By David J. Smith | Go to book overview

Estonia and Latvia:
A “new” Europe challenges the “old”?

Marko Lehti

The enlargement of the European Union (EU) and NATO to the Baltic States has marked the end of a long period of transition following the fall of the Berlin Wall and the collapse of the Soviet Union. Whether this means the final end of the discourse on transition, however, is still very much open to question. The logic of transition has been integral to the post-communist era. Cherished in the West but also adopted and adapted in the East in the form of the “return to Europe” discourse, it has kept symbolic divisions of Europe alive and well. In this respect, the former eastern bloc countries which in May 2004 became full members of the EU have been comprehended as countries lagging far behind the former western countries in terms of their development.

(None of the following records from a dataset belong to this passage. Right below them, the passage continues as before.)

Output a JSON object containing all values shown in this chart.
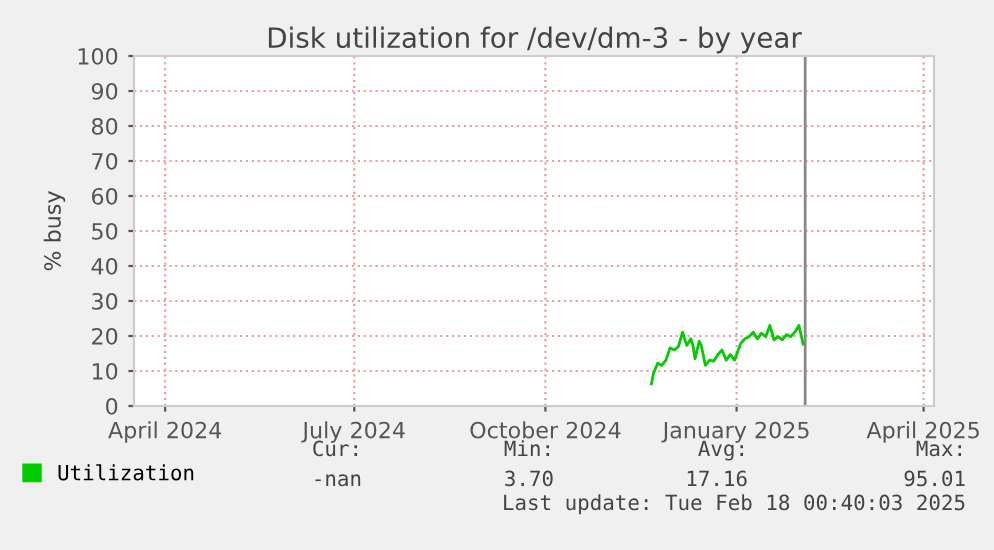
{
  "chart_data": {
    "type": "line",
    "title": "Disk utilization for /dev/dm-3 - by year",
    "ylabel": "% busy",
    "x": [
      "2024-11-21",
      "2024-11-22",
      "2024-11-24",
      "2024-11-26",
      "2024-11-28",
      "2024-11-30",
      "2024-12-02",
      "2024-12-04",
      "2024-12-06",
      "2024-12-08",
      "2024-12-10",
      "2024-12-11",
      "2024-12-12",
      "2024-12-14",
      "2024-12-15",
      "2024-12-17",
      "2024-12-19",
      "2024-12-21",
      "2024-12-23",
      "2024-12-25",
      "2024-12-27",
      "2024-12-29",
      "2024-12-31",
      "2025-01-03",
      "2025-01-05",
      "2025-01-07",
      "2025-01-09",
      "2025-01-11",
      "2025-01-13",
      "2025-01-15",
      "2025-01-17",
      "2025-01-19",
      "2025-01-21",
      "2025-01-23",
      "2025-01-25",
      "2025-01-27",
      "2025-01-29",
      "2025-01-31",
      "2025-02-01",
      "2025-02-02"
    ],
    "series": [
      {
        "name": "Utilization",
        "color": "#00cc00",
        "values": [
          6.3,
          9.3,
          12.2,
          11.6,
          13.1,
          16.6,
          16,
          17,
          21.1,
          17.3,
          19.2,
          17.3,
          13.5,
          18.5,
          17.3,
          11.6,
          13.1,
          12.8,
          14.7,
          16,
          13.1,
          14.7,
          13.1,
          17.9,
          19.2,
          19.8,
          21.1,
          19.2,
          20.8,
          19.8,
          23,
          18.9,
          19.8,
          18.9,
          20.4,
          19.8,
          21.1,
          23,
          20.4,
          17.7
        ]
      }
    ],
    "xlim": [
      "2024-03-17",
      "2025-04-06"
    ],
    "xticks": [
      {
        "value": "2024-04-01",
        "label": "April 2024"
      },
      {
        "value": "2024-07-01",
        "label": "July 2024"
      },
      {
        "value": "2024-10-01",
        "label": "October 2024"
      },
      {
        "value": "2025-01-01",
        "label": "January 2025"
      },
      {
        "value": "2025-04-01",
        "label": "April 2025"
      }
    ],
    "ylim": [
      0,
      100
    ],
    "yticks": [
      0,
      10,
      20,
      30,
      40,
      50,
      60,
      70,
      80,
      90,
      100
    ],
    "grid": true,
    "legend": "bottom",
    "marker": "none",
    "line_style": "solid",
    "ref_lines": [
      {
        "axis": "x",
        "value": "2025-02-03",
        "label": null,
        "color": "#888888",
        "line_style": "solid"
      }
    ],
    "annotations": [
      "Cur:",
      "Min:",
      "Avg:",
      "Max:",
      "-nan",
      "3.70",
      "17.16",
      "95.01",
      "Last update: Tue Feb 18 00:40:03 2025"
    ]
  }
}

The West has retained its image as a forerunner and originator of new ideas and initiatives, while the East is still associated with backwardness and depicted as an incomplete copy of a West which it must still aspire to follow. As Merje Kuus has argued, the attainment of EU- and NATOmembership will not necessarily erase this image of the East, which could continue to shape the opinions and views of the “old core Europeans” within the framework of a Europe of twenty-five.1 The Balts themselves are now intent on shedding the image of “nations in transition,” insisting that in a new united Europe all are equal.2 The East has been needed for so long in order to define western superiority that it will certainly prove hard to abandon and replace. However, it may be that the newly self-assertive voice of the Balts, accompanied by the new tones of US foreign policy, have also forced the old core members to change their view of Europe as whole.

In this chapter, I will endeavour to show how double enlargement – and, in particular, EU-membership – is influencing the national identities of the Estonians and Latvians3. How will these new nation-states eventually manage to find their place in Europe? An examination of the influence of EU membership on the Estonian and Latvian national discourses necessarily also requires an analysis of the Estonian and Latvian outlook on Europe. In this respect, I will argue that Europe and, in particular, the EU have been nodal points of these national identities since 1991 but that at the beginning of the 21st century the relation towards Europe began to change from passive to active. From here on, the question is not just about the influence of the EU on Estonian and Latvian identities, since the two nations will in turn also make their own contribution to the whole of Europe.